Staying with the futuristic theme, John pointed to the importance of integrating socio-economic data. “This has been lower in priority historically, but the bigger drivers of outcomes are socio-economic data and not clinical data. I know that is a bruise to our egos,” he said to a room full of laughter. “Though we’ve built a good job of codifying clinical data in the EMR, socio-economic data is way behind. Find solutions that capture it from external sources and mix it together.”
5. Buy-in From the Clinical Community Is Key, and New Approaches Are Working
During the audience Q&A, panelists were asked how responsive the clinical community is to programming AI algorithms into their policies, pathways, regulations, and clinical workflows.
“Providers are skeptical but hopeful at the same time,” Chiny said. “They’re looking for insight that can augment their knowledge, but at the end of day they want proof points.” As she reminded everyone, “We’re in a risk averse industry.”
Keith mentioned that when AI-powered medical devices detect a medical condition and tell the operator that this condition was just found and it’s urgent, that goes over fine. “But when we show [radiologists] algorithm mock-ups next to the four monitors they already have and need to use, they say, ‘Don’t give me another monitor.

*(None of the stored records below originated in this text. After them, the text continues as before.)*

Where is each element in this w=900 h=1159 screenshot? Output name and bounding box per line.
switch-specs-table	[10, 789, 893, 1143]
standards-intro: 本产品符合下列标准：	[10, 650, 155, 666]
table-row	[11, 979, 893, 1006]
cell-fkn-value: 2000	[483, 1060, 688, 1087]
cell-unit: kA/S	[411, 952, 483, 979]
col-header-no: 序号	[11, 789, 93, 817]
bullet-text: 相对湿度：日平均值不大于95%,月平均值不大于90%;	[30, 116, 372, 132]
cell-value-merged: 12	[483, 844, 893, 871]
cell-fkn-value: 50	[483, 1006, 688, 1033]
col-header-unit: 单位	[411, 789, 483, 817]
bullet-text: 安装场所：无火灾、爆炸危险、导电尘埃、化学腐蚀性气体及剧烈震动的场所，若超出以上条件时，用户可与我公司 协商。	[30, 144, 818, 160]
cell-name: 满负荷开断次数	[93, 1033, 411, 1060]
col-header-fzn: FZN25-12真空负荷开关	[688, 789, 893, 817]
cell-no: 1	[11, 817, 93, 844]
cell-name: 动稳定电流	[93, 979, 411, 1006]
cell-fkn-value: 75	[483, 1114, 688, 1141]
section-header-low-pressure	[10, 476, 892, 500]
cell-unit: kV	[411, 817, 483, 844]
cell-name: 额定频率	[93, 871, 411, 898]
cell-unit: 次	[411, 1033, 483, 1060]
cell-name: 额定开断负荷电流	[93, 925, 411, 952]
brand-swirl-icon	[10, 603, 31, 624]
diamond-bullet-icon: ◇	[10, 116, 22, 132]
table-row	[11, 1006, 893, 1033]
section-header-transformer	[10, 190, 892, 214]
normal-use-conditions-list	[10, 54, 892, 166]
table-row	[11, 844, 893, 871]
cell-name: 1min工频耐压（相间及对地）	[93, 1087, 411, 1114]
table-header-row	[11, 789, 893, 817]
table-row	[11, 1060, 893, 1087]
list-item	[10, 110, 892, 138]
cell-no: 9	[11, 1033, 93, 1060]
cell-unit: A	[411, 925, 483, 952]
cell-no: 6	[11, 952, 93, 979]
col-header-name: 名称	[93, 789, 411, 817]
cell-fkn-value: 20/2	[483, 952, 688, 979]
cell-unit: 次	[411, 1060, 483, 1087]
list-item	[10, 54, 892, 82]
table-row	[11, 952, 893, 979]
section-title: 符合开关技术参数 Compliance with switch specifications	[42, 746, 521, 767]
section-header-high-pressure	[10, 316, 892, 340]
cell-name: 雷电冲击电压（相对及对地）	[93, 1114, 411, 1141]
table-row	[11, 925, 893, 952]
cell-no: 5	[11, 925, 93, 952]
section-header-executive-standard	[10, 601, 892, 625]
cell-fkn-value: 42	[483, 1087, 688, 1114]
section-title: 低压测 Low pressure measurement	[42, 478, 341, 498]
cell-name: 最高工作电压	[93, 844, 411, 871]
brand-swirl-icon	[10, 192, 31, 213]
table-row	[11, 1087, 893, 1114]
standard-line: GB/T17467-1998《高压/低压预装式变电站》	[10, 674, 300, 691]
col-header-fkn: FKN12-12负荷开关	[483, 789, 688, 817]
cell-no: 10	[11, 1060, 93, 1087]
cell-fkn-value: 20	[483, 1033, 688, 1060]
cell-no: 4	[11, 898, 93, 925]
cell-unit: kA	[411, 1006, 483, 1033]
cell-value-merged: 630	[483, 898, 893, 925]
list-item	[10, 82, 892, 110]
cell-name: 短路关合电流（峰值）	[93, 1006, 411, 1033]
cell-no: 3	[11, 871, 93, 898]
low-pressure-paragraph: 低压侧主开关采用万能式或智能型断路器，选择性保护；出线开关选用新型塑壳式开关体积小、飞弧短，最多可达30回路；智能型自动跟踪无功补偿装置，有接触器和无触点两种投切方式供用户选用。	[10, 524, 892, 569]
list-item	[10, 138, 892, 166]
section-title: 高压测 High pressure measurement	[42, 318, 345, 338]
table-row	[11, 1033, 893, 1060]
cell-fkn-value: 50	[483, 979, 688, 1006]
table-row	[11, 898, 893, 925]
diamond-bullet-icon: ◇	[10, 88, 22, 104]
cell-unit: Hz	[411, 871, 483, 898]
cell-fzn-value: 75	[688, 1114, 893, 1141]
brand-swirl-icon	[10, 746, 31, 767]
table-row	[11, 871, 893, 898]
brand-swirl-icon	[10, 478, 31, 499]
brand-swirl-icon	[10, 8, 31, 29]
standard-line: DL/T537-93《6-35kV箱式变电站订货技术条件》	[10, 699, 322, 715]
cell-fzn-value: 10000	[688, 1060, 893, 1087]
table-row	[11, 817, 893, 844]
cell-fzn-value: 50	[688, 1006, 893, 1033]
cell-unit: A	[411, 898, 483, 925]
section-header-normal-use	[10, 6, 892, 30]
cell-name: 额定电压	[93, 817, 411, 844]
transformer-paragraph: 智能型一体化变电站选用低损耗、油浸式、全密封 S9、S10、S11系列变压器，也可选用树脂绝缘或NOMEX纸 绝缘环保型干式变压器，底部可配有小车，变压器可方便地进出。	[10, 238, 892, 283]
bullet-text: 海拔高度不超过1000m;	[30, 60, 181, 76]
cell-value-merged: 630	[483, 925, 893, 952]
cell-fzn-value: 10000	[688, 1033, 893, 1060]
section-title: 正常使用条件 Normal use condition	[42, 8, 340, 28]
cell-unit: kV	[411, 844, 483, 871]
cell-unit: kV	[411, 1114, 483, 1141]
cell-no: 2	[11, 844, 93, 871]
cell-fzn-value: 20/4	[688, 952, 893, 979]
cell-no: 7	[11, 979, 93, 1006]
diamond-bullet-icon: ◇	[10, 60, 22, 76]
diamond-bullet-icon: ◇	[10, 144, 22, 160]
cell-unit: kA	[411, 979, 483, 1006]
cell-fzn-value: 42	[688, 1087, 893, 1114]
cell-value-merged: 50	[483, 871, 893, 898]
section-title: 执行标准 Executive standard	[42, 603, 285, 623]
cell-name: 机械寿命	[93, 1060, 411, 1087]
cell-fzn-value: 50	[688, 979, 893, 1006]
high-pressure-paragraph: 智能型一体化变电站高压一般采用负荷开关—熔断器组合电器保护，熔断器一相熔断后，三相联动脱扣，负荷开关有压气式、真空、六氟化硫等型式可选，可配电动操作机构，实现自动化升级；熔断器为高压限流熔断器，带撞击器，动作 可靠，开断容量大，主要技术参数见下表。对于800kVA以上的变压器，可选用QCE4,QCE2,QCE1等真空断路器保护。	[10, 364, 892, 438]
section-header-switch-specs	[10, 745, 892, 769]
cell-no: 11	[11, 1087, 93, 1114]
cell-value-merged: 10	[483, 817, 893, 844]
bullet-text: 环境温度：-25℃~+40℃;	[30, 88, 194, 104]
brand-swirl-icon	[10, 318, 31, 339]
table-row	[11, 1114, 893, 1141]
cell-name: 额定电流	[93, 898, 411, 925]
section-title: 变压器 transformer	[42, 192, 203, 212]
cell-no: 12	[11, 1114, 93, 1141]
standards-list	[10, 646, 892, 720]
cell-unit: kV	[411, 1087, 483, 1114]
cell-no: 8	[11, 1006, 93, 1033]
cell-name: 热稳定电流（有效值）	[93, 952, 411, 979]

Make it invisibly integrated into my workflow and my screens; don’t make me change that.’ It comes back to being beautifully integrated into their workflow,” he said.
Lastly, Sri talked about how a large health system created a separate group that was an oversight group to change policy: “If this new oversight group found that AI could really have the impact that was worth adopting, they knew that the original oversight group would be resistant to change.”